Cet album est comme un témoin de la « survie » de ses hommes, de ses musiciens traversant les crises de la vie : « la mort d’un parent, la maladie d’un enfant, l’incertitude de la vie, la quête du bonheur … Il y a de l’amour aussi. Et il y a la lutte envers et contre tout ce qui peut menacer cet amour. Il y a aussi le désir de trouver une tranquillité… ». De même, l’utilisation des murmures et du chant clair ne font qu’exhorter ces émotions. Que les trois premières chansons soient chantées en anglais, flamand et français c’est avant tout car on parle ici d’universalité de la condition humaine, de situations émotionnelles et intellectuelles qui transcendent les notions si limitées « de race » et « de nation ».

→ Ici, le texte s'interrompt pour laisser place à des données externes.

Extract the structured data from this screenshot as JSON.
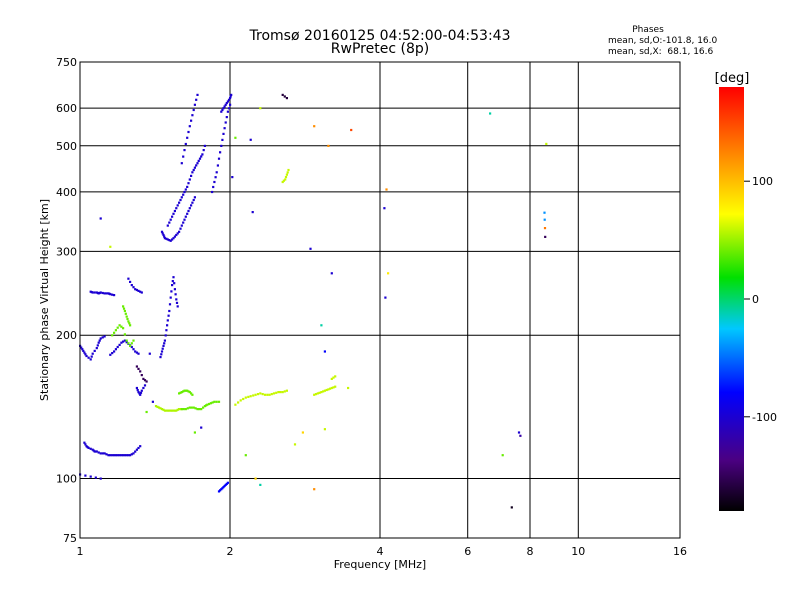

Je ne parlerai que de la chanson « Plus Près De Toi », véritable balafre qui m’a beaucoup touché. « Hymne à la mélancolie », elle est inspirée d’un chant chrétien du XIXème siècle, elle est un voyage pour s’approcher des choses que l’on a aimé et qui nous manquent. Grâce à sa dualité vocale, entre cris et chants clairs, elle est la preuve de la co-existence quasi-permanente des ténèbres et de la lumière, subtile et fragile. Colin H. Van Eeckhout y hurle à l’agonie, à un point tel que nous pouvons l’imaginer sur scène, se griffant, dos au public, sous un spot borgne, mettant ses sentiments à nu et paradoxalement enfermé en lui-même, terriblement seul.

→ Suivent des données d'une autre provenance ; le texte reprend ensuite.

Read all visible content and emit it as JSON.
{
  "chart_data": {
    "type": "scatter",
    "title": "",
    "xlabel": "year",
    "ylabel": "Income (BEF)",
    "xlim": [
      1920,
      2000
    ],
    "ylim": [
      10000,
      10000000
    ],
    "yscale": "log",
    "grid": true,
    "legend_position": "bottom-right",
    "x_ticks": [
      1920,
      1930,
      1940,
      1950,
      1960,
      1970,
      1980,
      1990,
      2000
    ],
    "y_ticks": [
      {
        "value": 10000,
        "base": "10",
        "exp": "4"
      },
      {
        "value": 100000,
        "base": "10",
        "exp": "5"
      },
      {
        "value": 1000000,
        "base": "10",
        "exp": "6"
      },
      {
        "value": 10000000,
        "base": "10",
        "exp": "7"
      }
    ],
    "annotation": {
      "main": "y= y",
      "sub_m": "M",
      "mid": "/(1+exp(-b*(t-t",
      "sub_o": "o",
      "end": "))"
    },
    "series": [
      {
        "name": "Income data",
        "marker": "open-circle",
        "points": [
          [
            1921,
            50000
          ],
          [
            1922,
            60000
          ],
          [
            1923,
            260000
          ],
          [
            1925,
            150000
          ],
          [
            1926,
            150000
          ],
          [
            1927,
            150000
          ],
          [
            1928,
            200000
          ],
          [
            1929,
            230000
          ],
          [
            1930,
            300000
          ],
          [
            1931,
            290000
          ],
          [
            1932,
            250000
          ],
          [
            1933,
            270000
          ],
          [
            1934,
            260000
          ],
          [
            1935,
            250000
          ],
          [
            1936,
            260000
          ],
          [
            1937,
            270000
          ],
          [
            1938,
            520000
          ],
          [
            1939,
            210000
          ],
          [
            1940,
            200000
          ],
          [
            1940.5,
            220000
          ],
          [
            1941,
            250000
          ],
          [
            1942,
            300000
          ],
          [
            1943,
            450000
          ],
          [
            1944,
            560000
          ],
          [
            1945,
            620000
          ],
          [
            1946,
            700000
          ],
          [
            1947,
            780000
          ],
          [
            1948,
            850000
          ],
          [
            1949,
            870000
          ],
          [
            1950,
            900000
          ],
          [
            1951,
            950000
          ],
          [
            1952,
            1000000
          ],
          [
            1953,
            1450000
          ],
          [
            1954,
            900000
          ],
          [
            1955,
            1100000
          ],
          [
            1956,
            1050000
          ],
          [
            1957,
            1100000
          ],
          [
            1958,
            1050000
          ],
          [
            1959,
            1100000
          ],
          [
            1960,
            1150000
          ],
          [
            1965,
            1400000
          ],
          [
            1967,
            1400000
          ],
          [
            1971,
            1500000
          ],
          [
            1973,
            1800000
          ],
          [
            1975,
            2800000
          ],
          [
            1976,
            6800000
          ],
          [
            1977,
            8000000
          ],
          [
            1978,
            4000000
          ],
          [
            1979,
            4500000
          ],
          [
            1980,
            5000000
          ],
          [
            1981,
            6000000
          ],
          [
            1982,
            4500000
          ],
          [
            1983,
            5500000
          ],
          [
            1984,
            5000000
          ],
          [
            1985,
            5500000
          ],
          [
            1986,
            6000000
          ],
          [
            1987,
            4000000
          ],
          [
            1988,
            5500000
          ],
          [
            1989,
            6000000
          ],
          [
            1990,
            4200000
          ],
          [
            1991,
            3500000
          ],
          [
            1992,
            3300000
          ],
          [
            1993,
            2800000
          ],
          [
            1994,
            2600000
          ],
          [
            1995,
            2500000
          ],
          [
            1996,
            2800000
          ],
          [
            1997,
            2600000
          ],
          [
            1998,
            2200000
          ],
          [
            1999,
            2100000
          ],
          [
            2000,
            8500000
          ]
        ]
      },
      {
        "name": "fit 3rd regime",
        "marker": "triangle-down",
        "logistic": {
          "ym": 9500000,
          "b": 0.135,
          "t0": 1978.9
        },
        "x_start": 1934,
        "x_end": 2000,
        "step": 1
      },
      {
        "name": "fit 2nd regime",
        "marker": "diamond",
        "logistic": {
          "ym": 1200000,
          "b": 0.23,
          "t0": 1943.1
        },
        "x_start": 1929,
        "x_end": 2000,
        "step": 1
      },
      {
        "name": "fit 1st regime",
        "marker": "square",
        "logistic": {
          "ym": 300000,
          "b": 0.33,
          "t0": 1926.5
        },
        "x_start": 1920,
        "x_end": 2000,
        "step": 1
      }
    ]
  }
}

« Mass VI » est un véritable ascenseur émotionnel, de l’introduction de « Children Of The Eye » à « Diaken » qui s’interrompt brusquement, en plein climax, au dernier souffle d’une vie qui rend l’âme. AMENRA a passé les dix-huit dernières années à produire une musique avec la douleur comme seule constante, le collectif belge (se) dissèque, vient exorciser les névroses de tout à chacun, les vulnérabilités les plus intimes, le chaos de la vie. En cela « Mass VI » ne fait pas exception, il ne fait que resserrer un peu plus l’étreinte, jusqu’à la fin de tout.